> For the complete documentation index, see [llms.txt](https://argon-protocol.gitbook.io/argon-protocol/llms.txt). Markdown versions of documentation pages are available by appending `.md` to page URLs; this page is available as [Markdown](https://argon-protocol.gitbook.io/argon-protocol/trading/liquidation-mechanism.md).

# Liquidation Mechanism

#### Liquidation Overview in Trading

Liquidation occurs when a trader's total position value (which includes position margin, unrealized profit and loss (PNL), minus borrowing and funding fees) falls below the required maintenance margin. In such cases, a liquidation is triggered, and the position is closed by the keeper.

**Liquidation Price Formulas**

* Long Position: pl = {po x n - M + Funding + Interest} / {(1 - mm) x n}
* Short Position: pl = {po x n + M - Funding - Interest} / {(1 + mm) x n}

Where:

* $$po$$: Entry Price
* $$M$$: Initial Margin
* $$n$$: Number of Positions
* Funding: Funding Fees
* Interest: Borrowing Fees
* $$mm$$: Maintenance Margin Rate

**Liquidation Execution**

On the Argon, Protocol liquidations are carried out by both the system and decentralized liquidation robots. The system robot handles liquidations routinely, but in high-demand scenarios, the decentralized robot, relying on ChainLink prices, assists in executing liquidations. Community liquidators using the decentralized robot receive a 5 USDC reward per executed liquidation. Remaining margins, after deductions, are refunded to the trader’s wallet.
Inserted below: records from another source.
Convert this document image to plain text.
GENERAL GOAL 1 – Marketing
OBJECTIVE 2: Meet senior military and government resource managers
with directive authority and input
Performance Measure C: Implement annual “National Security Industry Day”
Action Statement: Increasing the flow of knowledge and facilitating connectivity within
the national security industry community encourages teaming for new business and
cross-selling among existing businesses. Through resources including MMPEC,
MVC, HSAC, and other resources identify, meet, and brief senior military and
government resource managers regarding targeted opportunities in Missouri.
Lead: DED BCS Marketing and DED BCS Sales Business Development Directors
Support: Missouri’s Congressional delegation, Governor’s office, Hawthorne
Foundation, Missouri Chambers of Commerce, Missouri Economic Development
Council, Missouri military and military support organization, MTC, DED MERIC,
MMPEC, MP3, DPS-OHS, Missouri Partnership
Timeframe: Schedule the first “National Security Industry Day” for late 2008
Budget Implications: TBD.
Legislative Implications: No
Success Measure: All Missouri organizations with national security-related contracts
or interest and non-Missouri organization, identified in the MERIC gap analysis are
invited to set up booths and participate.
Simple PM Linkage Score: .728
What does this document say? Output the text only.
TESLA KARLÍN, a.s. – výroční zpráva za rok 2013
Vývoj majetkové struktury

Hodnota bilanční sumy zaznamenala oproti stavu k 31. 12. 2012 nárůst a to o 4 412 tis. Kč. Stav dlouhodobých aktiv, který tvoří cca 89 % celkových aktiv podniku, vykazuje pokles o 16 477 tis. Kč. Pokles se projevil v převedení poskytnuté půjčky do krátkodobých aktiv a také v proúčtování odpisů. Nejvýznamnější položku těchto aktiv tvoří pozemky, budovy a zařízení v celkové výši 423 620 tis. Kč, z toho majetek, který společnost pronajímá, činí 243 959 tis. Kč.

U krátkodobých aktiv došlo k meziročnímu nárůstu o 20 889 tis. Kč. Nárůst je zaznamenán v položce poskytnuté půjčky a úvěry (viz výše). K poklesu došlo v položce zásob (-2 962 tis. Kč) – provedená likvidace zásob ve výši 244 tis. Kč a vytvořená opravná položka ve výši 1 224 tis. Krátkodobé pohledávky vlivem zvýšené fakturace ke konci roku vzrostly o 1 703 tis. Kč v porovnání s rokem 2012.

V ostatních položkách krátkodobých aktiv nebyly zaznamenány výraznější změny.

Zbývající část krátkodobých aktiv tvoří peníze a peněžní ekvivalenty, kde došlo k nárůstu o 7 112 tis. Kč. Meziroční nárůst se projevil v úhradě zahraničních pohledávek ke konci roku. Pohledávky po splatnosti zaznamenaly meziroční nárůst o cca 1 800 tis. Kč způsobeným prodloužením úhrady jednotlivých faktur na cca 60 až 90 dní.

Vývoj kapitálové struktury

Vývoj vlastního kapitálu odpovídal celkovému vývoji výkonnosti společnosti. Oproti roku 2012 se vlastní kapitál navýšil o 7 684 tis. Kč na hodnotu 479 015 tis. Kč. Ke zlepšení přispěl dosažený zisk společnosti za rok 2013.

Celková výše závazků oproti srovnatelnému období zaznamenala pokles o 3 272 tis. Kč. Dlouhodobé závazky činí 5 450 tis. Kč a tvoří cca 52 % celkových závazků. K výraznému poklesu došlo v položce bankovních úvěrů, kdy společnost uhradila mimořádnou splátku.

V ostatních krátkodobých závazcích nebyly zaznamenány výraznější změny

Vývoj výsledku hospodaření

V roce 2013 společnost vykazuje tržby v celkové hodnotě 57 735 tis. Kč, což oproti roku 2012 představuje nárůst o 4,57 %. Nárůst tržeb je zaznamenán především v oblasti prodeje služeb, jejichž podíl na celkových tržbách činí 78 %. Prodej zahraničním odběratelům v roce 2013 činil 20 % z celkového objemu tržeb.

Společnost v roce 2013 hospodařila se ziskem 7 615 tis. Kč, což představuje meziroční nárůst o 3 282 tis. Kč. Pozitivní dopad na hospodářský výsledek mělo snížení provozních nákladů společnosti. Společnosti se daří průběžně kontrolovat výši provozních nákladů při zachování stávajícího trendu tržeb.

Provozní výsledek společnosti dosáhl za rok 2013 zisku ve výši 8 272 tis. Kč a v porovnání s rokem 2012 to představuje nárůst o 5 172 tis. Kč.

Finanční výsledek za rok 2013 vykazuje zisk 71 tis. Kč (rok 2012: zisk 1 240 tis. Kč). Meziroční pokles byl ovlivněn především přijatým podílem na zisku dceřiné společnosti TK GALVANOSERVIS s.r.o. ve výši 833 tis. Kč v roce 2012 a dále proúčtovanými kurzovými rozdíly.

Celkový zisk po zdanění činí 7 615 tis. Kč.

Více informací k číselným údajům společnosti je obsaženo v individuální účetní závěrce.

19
**Liquidation Process Details**

The maximum a trader can lose is the margin of their position. During liquidation, deductions occur in this order: Borrowing Fees → Funding Fees → Unrealized PNL → Insurance Fund → Margin returned to the trader. If the margin depletes during this process, the trader receives nothing back.

The position margin is calculated as: Unrealized PNL + Insurance Fund (Initial Position Value x 0.2%) + Returned Margin + Funding Fees + Borrowing Fees.

**Example Scenario**

* Consider a trader opening a 100x leveraged long position with 100 USDC as initial margin on ETH priced at 1,000 USDC, making the position size 10 ETH.
* Ignoring borrowing and funding fees, the liquidation price is:
  * $$Pl = Entry Price x (1 - 1/L) / (1 - mm) = 994.97 USDC$$

Upon liquidation:

1. **At a price of 930 USDC**:
   * Unrealized PNL: (930 - 1000) x 10 = -70 USDC
   * Insurance Fund: 930 x 10 x 0.002 = 18.6 USDC
   * Margin Returned: 100 - 70 - 18.6 = 11.4 USDC (assuming no borrowing/funding fees)
2. **At a price of 980 USDC**:
   * Unrealized PNL: (980 - 1000) x 10 = -200 USDC
   * After deductions, all remaining margin is added to the fund pool.